Due to Mister having killed Jebedia's son, who was trying to rape the nun, the group is captured by The Brotherhood and, as punishment, Mister is left at the mercy of a group of vampires. Martin promptly escapes the Brotherhood camp and discovers that Mister has survived the vampire attack. They drive off together, making a stop where they pick up another traveler, the pregnant Belle (Danielle Harris), who hopes to make it to New Eden to have her child. Later, they also pick up Willie (Sean Nelson), a Marine, who is found hiding from The Brotherhood in a Porta Potty. The four decide to go after Jebedia, whom they successfully ambush then tie to a tree and leave for the vampires. Even as they do that, you know that leaving him alive is a very VERY bad idea, but hey, that's how these movies go. The group is soon reunited with the nun but celebrations are interrupted when The Brotherhood, using helicopters, drops vampires into town. You gotta admit that's a different kind of way to do things (Please don't mention Zombies On A Plane aka Flight Of The Living Dead, we're not going to think about that.). They keep going North. The car breaks down (surprised it went as far as it did, it was a real piece of junk) and they have to pack it through the woods. After a while (and one of the slow parts of the movie) they think they're relatively safe, until they are attacked by stronger vampires known as 'berserkers'. They run into the fields, and the nun diverts the chase away from the rest then shoots herself in the head. Bye Kelly.
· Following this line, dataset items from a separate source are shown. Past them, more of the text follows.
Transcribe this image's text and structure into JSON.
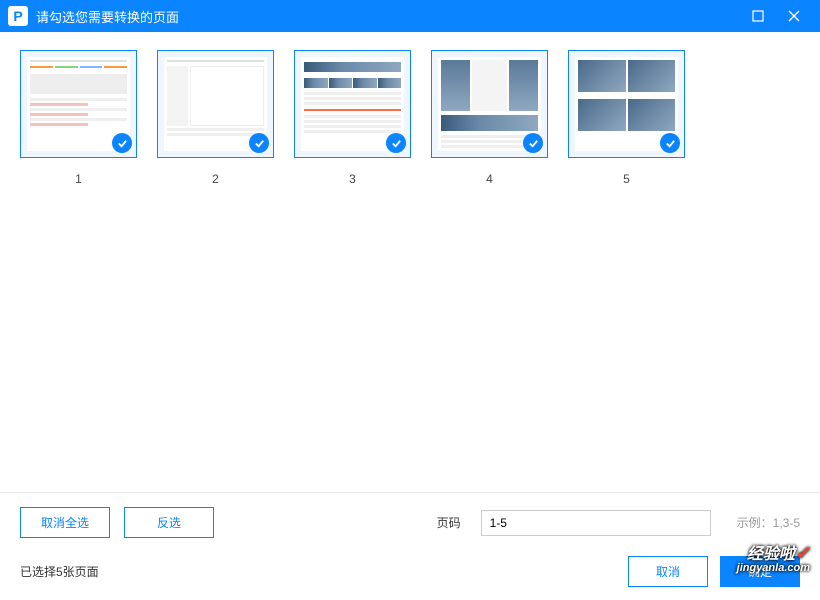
{
  "titlebar": {
    "title": "请勾选您需要转换的页面"
  },
  "thumbnails": [
    {
      "num": "1"
    },
    {
      "num": "2"
    },
    {
      "num": "3"
    },
    {
      "num": "4"
    },
    {
      "num": "5"
    }
  ],
  "footer": {
    "deselect_all": "取消全选",
    "invert": "反选",
    "page_label": "页码",
    "page_value": "1-5",
    "example_label": "示例：1,3-5",
    "selected_text": "已选择5张页面",
    "cancel": "取消",
    "confirm": "确定"
  },
  "watermark": {
    "line1a": "经验啦",
    "line1b": "✓",
    "line2": "jingyanla.com"
  }
}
I'm gonna rape you... holy hell you're Kelly McGillis! Crap!
After several days of walking through the wilderness, they take shelter in a broken-down bus and notice in the morning that Willie is missing (midnight potty breaks are never a good idea in horror movies, unless of course there's a Porta Potty). The three search for him, first finding his blanket then finding Willie killed and strung up in a tree. They realize this is a new kind of vampire - one who actually thinks. Nasty. Belle disappears, and her cries are heard which Martin immediately follows despite Mister's warning that it's a trap, and of course it is. She is found bound and bled almost out. They discover that this new, thinking vampire is none other than Jebedia (told you so) who smashes them up good, using his super strength together with thinking ability. But, predictably, when both should have been killed in first thirty seconds, Martin impales Jebedia, who laughs it off - until Mister slams a larger piece home and he's finished. And so is Belle, who has to be killed or she will turn.

            
We religious whackos are bald and beautiful, right?
The duo then heads North again with a found truck and they meet Peggy (Bonnie Dennison), who lives alone in what once was a roadside restaurant and picks off approaching vampires using a crossbow (Between her and Daryl Dixon of The Walking Dead I've really been wanting to get one of those!). Martin and Peggy instantly get along and when Mister realizes this and that Martin can now effectively handle a vamp on his own, he decides to leave them to continue the journey on their own. Martin finds Mister's skull pendant hanging from the truck's mirror as a souvenir. Driving further north, Martin and Peggy are about to enter Canada, which is the New Eden the survivors were heading for. And that's it. We don't get to know any more - are you still interested? If you are (and I can't possibly imagine why), there's talk of a sequel, but you know how sequels go. And since the glittery, angst-driven vamps are in full blown popularity, I don't know how another vamp apocalypse movie will be received. There won't be a 'Team Martin', that's for sure.